Dealmakers and corporate boards are in a frenzy lest they miss out on this deal of the century-there is almost free money on the table, waiting for inverters to pocket it if they act before the government closes what many politicians see as a loophole. Indeed, it was just such "execution risk" AstraZeneca used as one of its reasons for rejecting its suitor. "The question is what the government is going to do about this, and how quickly they're going to shut the loophole down," says Gordon Hamilton, head of health care mergers at Cavendish Corporate Finance. Senate Finance Committee chairman Ron Wyden, a Democrat from Oregon, has his own answer. He told reporters that he would not "sit idly by" while companies "figure out how to hot-wire a way to tap into a loophole" that he wants to close retroactive to May 8 (assuming retroactive legislation is not unconstitutional).

Wyden's colleagues know that the relatively high U.S. corporate rate creates difficulties for those of our companies that compete in globalized markets. Some even know, as Rob Portman, their very sensible Republican colleague from Ohio, recently reported, "Every single one of our major foreign competitors has reduced its corporate rate in the past 20 years." But they know three other things.
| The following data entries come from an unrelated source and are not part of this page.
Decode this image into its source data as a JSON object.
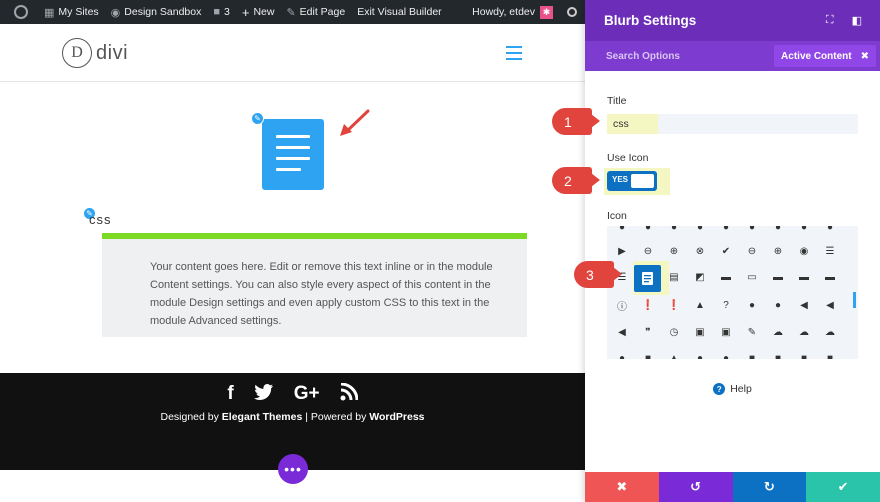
{
  "admin_bar": {
    "my_sites": "My Sites",
    "site_name": "Design Sandbox",
    "comments_count": "3",
    "new_label": "New",
    "edit_page": "Edit Page",
    "exit_builder": "Exit Visual Builder",
    "howdy": "Howdy, etdev"
  },
  "site": {
    "logo_letter": "D",
    "logo_text": "divi"
  },
  "blurb": {
    "title": "css",
    "body": "Your content goes here. Edit or remove this text inline or in the module Content settings. You can also style every aspect of this content in the module Design settings and even apply custom CSS to this text in the module Advanced settings."
  },
  "footer": {
    "designed_by": "Designed by",
    "elegant_themes": "Elegant Themes",
    "powered_by": "| Powered by",
    "wordpress": "WordPress",
    "social": [
      "f",
      "t",
      "G+",
      "rss"
    ]
  },
  "panel": {
    "title": "Blurb Settings",
    "search_placeholder": "Search Options",
    "active_filter": "Active Content",
    "title_label": "Title",
    "title_value": "css",
    "use_icon_label": "Use Icon",
    "toggle_value": "YES",
    "icon_label": "Icon",
    "help": "Help"
  },
  "steps": [
    "1",
    "2",
    "3"
  ],
  "colors": {
    "accent": "#2ea3f2",
    "panel_header": "#6c2eb9",
    "divider_green": "#7cda24",
    "cancel": "#ef5555",
    "undo": "#7b2ad8",
    "redo": "#0c71c3",
    "save": "#29c4a9"
  }
}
First, it is impossible to pull on one loose thread in the tax without unravelling the entire code: better to wait for comprehensive tax reform. Second, and most important, congressional elections are only four months away. Third, confidence in Congress now stands at an all-time low of 11 percent (compare the military, 82 percent; small business 67 percent, television news 23 percent), in part because voters feel legislators have done a great deal for Wall Street-bank bailouts-and nothing to stop foreclosures on Main Street. To cut corporate rates so soon after imposing on individuals one of the largest tax increases they have been asked to bear since World War II-hidden in Obamacare but biting nevertheless-might be the straw that breaks the back of any reelection campaign already weighted down by the president's poor approval ratings.

So despite Wyden's statement, and I am told that he has lost interest in not "sitting idly by," there is little significance to the sound and fury of senators who are always upset at legal solutions to uncompetitively high taxes. They are most likely to do not much and certainly not soon. Yes, there is a bill in the Senate that would limit inversions to mergers in which the foreign partner is equal in size to the American acquirer, rather than at least 20 percent as large as the law now stands. But my guess is that economist Douglas Holtz-Eakin, president of the American Action Forum, a Washington think tank, and former adviser to John McCain during his 2012 campaign for the presidency, has it right. Holtz-Eakin, as well or better informed about congressional thinking than anyone in the capital, tells me that some Democrats would like to end inversions, but they have no chance of getting the sixty votes they would need in the Senate. And if they somehow did, the bill would be killed in the Republican-controlled House, where the leadership prefers reducing the corporate tax rate to something like 25 percent as part of an overall reform of the tax code, expected after the November elections.

So there will be more inversions. Whether the economic effect of the revenue lost to the Treasury will be more than offset by an accelerated repatriation of foreign earnings now sitting idly in foreign banks will soon be the subject of more than few scholarly papers.